Robert Tobias, the prosecutor who decided not to go forward with charges in Columbus, told Roberts in an interview that he believed something bad had occurred between Thompson and Elliott.

“We never concluded that she was lying to us. We didn’t think that she was lying to us. There is just not enough sufficient corroborating evidence. I’ve been looking at the internet and see the comments that people have been making about her. Very judgey,” Tobias told Roberts in their interview.

He also noted that she didn’t seem like Thompson was out to get revenge against Elliott — a sentiment that Roberts also expressed to Roberts during their interviews and in text messages to friends.  

“Tiffany just said that she wanted him to go get counseling. Not vindictive, didn’t seem like she had a vendetta. I feel like something definitely happened to here. She had bruising,” Tobias said.

“We couldn’t determine exactly when and how she got the bruises, so we couldn’t charge him. But that doesn’t mean something didn’t happen here.”

No one benefits from this mess

On Sunday night in Dallas, Elliott and the Cowboys were in a positive mood — not just because of their win on the field, but because their star running back was, for the time at least, free. In fact, Jones presented the whole thing as downright inspiring — yes, that’s a word he actually used.

“I think every person that was part of the Cowboys was uplifted by the decision. It was a good one,” Jones said. “Although he was playing in this game no matter what, the idea that we could have him for an extended period of time was certainly inspirational.”

Elliott is excited for a chance to clear his name — even though the ongoing court case is about the NFL’s process, not whether he committed the crimes Thompson says he did. He told reporter that he felt “relieved” at the injunction, and excited that he’ll finally get a “fair trial” and “get a chance to prove my innocence.”

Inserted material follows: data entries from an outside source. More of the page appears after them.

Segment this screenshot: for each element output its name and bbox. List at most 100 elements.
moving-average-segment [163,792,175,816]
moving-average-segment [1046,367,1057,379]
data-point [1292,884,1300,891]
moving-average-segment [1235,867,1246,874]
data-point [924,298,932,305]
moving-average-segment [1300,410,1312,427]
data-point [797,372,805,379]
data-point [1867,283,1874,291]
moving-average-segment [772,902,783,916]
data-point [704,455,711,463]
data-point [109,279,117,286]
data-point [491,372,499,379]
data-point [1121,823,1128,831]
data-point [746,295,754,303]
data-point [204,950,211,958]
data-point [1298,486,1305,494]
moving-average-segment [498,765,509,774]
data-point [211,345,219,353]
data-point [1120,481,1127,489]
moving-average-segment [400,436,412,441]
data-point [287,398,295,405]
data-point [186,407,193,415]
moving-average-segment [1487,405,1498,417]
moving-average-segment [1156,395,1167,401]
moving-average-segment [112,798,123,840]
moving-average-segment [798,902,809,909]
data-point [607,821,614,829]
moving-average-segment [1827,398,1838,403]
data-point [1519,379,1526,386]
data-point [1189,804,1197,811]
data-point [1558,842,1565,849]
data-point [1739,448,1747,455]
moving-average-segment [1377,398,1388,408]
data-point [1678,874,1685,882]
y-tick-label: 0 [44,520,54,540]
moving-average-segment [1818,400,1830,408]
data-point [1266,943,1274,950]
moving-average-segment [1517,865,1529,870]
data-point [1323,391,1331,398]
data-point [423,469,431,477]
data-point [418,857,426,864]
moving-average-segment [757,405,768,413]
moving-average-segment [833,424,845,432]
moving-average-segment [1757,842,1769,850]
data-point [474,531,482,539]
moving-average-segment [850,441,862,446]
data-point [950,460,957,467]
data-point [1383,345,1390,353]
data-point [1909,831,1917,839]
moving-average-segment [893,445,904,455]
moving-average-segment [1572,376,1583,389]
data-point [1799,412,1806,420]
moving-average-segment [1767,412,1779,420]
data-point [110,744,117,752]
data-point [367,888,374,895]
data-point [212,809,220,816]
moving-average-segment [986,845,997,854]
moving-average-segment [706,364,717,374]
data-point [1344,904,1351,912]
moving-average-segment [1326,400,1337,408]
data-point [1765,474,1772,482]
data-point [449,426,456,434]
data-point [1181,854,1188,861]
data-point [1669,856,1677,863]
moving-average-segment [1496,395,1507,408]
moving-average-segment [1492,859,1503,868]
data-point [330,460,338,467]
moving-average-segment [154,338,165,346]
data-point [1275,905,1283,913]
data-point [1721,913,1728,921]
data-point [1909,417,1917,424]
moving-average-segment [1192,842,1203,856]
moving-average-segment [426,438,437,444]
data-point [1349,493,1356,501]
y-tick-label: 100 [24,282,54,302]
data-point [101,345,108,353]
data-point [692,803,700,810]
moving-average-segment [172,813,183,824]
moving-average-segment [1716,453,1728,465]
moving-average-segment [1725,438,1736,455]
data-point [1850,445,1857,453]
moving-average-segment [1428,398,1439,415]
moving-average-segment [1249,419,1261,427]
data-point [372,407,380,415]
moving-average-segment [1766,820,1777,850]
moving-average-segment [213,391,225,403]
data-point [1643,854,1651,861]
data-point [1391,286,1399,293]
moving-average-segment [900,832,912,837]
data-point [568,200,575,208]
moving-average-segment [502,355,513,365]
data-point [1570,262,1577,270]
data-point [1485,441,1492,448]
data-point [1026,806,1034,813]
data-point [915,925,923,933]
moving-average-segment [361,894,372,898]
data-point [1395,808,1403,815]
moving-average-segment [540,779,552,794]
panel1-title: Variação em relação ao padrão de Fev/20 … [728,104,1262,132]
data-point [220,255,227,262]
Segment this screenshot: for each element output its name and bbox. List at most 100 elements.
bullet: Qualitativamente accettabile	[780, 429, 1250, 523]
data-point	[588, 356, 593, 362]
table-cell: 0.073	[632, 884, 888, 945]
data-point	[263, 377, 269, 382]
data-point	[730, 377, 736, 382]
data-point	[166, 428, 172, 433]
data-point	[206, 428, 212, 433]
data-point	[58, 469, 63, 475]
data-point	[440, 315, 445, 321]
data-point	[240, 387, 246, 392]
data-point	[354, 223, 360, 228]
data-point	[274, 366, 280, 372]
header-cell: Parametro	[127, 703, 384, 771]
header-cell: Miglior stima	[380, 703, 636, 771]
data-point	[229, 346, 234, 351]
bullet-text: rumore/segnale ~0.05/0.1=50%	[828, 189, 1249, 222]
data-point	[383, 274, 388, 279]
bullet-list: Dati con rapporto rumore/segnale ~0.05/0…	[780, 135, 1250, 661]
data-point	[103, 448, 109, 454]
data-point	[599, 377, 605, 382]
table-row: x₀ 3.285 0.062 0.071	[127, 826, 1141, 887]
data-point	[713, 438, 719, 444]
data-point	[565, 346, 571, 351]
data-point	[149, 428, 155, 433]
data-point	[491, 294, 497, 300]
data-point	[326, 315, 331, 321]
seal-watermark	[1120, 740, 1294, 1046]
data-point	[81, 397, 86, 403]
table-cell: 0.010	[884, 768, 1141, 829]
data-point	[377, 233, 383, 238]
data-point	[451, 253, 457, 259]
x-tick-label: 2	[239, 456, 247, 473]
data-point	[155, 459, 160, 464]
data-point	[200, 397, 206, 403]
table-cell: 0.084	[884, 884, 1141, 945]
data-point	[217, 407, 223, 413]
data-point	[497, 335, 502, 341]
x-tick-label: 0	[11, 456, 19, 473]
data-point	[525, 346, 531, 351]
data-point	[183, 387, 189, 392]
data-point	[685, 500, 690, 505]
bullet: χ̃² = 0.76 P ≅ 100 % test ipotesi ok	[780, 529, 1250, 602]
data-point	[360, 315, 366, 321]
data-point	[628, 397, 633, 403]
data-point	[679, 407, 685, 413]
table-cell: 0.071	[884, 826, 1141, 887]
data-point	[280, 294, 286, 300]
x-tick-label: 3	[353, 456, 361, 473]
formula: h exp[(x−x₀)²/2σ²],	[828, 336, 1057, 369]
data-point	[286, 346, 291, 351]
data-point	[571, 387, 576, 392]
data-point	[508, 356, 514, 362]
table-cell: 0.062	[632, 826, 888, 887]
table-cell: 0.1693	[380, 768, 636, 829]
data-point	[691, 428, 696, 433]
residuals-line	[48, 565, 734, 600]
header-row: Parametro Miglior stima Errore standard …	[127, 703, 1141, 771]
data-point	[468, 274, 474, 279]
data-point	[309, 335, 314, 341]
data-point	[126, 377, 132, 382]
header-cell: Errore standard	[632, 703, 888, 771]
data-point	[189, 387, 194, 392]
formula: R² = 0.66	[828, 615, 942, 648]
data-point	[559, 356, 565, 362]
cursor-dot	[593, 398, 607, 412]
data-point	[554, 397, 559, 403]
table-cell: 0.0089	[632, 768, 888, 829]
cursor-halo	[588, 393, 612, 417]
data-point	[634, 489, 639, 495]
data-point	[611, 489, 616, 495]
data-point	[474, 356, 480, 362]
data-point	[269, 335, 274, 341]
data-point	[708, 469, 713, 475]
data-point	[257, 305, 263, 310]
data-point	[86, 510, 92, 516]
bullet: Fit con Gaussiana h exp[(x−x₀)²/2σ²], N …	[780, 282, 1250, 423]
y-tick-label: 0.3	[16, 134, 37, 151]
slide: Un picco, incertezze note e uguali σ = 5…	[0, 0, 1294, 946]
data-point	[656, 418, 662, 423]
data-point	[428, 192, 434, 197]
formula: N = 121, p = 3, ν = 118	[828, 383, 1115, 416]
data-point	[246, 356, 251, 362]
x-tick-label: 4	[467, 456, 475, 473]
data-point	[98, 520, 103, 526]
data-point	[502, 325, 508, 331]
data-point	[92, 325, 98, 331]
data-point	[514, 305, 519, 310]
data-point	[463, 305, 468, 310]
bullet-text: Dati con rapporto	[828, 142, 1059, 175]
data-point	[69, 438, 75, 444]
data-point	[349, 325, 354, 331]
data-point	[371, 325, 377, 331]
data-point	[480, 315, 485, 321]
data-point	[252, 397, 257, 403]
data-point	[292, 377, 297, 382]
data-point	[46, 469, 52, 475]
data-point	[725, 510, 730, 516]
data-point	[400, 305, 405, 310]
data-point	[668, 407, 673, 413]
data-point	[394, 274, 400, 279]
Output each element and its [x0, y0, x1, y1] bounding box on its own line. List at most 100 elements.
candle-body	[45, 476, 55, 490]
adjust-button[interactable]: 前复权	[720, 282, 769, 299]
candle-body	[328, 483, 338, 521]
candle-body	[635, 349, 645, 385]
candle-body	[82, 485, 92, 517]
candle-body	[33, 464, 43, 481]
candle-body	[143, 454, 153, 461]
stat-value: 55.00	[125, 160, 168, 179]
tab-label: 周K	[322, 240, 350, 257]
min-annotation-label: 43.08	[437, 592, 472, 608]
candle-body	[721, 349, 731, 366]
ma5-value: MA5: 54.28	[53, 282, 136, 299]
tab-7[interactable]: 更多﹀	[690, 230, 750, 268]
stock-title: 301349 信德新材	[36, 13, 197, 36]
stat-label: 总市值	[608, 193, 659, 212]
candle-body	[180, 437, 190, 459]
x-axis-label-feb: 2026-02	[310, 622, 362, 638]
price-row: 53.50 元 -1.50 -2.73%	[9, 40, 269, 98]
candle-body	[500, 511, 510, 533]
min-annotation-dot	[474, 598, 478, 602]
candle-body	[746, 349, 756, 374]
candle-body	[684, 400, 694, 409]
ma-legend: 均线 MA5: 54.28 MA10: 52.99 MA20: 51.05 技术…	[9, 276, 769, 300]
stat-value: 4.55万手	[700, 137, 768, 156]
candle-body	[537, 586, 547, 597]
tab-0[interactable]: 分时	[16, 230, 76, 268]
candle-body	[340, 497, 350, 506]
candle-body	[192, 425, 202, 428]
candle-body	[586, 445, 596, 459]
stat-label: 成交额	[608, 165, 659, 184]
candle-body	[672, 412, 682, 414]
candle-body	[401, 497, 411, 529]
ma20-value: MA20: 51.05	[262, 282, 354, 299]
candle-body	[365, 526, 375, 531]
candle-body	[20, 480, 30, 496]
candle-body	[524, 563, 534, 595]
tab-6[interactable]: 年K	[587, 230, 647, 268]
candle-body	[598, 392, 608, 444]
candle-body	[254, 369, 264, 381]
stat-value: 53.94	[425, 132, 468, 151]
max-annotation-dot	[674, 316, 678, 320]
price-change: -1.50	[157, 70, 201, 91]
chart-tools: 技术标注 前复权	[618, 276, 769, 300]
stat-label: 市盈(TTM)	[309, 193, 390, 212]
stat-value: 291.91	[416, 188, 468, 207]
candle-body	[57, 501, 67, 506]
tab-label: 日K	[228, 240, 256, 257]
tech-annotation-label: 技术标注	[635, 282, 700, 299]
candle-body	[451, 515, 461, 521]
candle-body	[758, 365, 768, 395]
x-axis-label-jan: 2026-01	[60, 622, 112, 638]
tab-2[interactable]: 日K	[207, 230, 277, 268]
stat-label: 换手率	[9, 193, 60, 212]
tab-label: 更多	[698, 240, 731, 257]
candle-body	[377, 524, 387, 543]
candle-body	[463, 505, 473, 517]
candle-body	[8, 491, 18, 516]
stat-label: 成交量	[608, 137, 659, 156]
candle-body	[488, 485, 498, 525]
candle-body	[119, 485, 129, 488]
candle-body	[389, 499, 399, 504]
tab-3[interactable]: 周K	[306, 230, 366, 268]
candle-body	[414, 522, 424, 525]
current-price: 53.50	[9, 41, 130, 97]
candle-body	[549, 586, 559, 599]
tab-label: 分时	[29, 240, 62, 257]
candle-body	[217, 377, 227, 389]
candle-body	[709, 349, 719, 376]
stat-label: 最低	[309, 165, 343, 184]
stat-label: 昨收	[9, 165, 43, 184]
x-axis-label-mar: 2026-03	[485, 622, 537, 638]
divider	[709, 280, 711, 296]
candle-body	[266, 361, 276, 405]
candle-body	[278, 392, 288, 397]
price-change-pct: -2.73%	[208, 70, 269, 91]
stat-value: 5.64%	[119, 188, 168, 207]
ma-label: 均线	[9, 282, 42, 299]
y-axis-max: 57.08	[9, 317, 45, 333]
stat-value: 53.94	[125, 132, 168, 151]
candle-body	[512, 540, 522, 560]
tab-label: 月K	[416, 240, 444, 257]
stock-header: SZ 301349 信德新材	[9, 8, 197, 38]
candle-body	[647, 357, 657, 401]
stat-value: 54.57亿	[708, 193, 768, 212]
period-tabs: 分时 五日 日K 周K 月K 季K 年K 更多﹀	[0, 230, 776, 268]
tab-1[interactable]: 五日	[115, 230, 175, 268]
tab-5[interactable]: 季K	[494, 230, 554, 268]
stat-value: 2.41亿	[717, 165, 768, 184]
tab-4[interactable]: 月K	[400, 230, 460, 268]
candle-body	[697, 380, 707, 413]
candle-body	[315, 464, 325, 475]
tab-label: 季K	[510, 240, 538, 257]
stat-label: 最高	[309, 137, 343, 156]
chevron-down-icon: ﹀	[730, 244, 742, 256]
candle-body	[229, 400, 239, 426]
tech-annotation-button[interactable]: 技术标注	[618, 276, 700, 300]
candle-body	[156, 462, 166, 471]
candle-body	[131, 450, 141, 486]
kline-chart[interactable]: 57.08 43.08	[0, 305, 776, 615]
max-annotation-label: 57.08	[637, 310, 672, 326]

Going forward, the NFLPA will no doubt continue to push what has become a familiar narrative: A crazy, jilted woman is out to destroy a rich man who doesn’t love her back. It’s a cautionary tale, in their eyes. In fact, this is exactly how the NFLPA lawyer introduced Elliott’s testimony during the appeal hearing.

Screenshot via Ezekiel Elliott's appeal hearing transcript
Screenshot via Ezekiel Elliott's appeal hearing transcript

By overreaching its power and leaving gaping holes in the transparency of its decision making process, the NFL has left an alleged victim — one that was hesitant to continue cooperating with the NFL multiple times because of the death threats she was receiving — out to dry, all over at worst conniving, at best sloppy, procedural errors. Why didn’t Friel and Roberts write a conclusion to their report? Why didn’t those in charge provide a forum for Roberts to talk to Goodell directly about her reservations? Why didn’t the NFL willingly hand over its notes about Thompson to Elliott’s team? Why did they not seem prepared to in any way defend their ruling, when the holes in the case were so easy to anticipate?

One of the things that really set this investigation apart from the others was that Thompson actually cooperated with the NFL. The league certainly hasn’t acted in a way that would inspire other victims to feel safe working with them in the future; intimate details of Thompson’s private life are all over the internet, Cowboys fans are constantly harassing her, and her credibility is a subject of debate in media circles, in the stands, and in the court room.

Meanwhile, players have no reason to trust that NFL investigations will be transparent going forward, the league’s premiere franchise is in flux, and millions upon millions of dollars have been spent on court cases — money that could have been much better spent by, say, donating to domestic violence shelters.  And the league is scrambling to cover its bases — it even went back and increased Josh Brown’s suspension from last season, even though he’s not in the league anymore.